Isolinderalactone regulates the BCL-2/caspase-3/PARP pathway and suppresses tumor growth in a human glioblastoma multiforme xenograft mouse model

Glioblastoma multiforme (GBM) is the most common malignant brain tumor, which remains incurable. Plant extracts are a potential source of potent Anticancer medicines. In this study, we investigated the effect of isolinderalactone from Lindera aggregata on tumor growth using U-87 human glioblastoma cells. Treatment with isolinderalactone inhibited cell viability and promoted apoptotic cell death. In addition, intraperitoneal injection of isolinderalactone significantly inhibited tumor growth in a human GBM xenograft mouse model. To identify the proteins involved in the induction of Apoptosis in isolinderalactone-treated cells, we performed a human Apoptosis proteome array analysis and western blotting. Isolinderalactone suppressed the expression of B-cell lymphoma 2 (Bcl-2), as well as of Survivin and X-linked inhibitor of Apoptosis protein (XIAP), known as Apoptosis inhibitors, and increased the level of cleaved Caspase-3. In addition, isolinderalactone treatment increased cleaved poly(ADP-ribose) polymerase (PARP) and DNA damage.
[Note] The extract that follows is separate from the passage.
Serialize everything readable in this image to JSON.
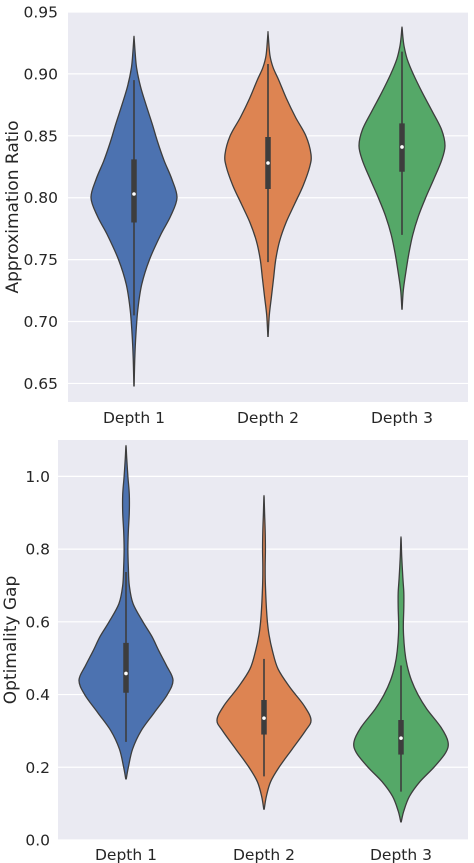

In xenograft tumor tissues, we observed high immunofluorescence of cleaved Caspase-3 and TUNEL in isolinderalactone-treated group. Taken together, isolinderalactone enhances U-87 GBM cell Apoptosis in vitro and in vivo and retards tumor growth, suggesting that isolinderalactone may be a potential candidate for anti-glioblastoma drug development.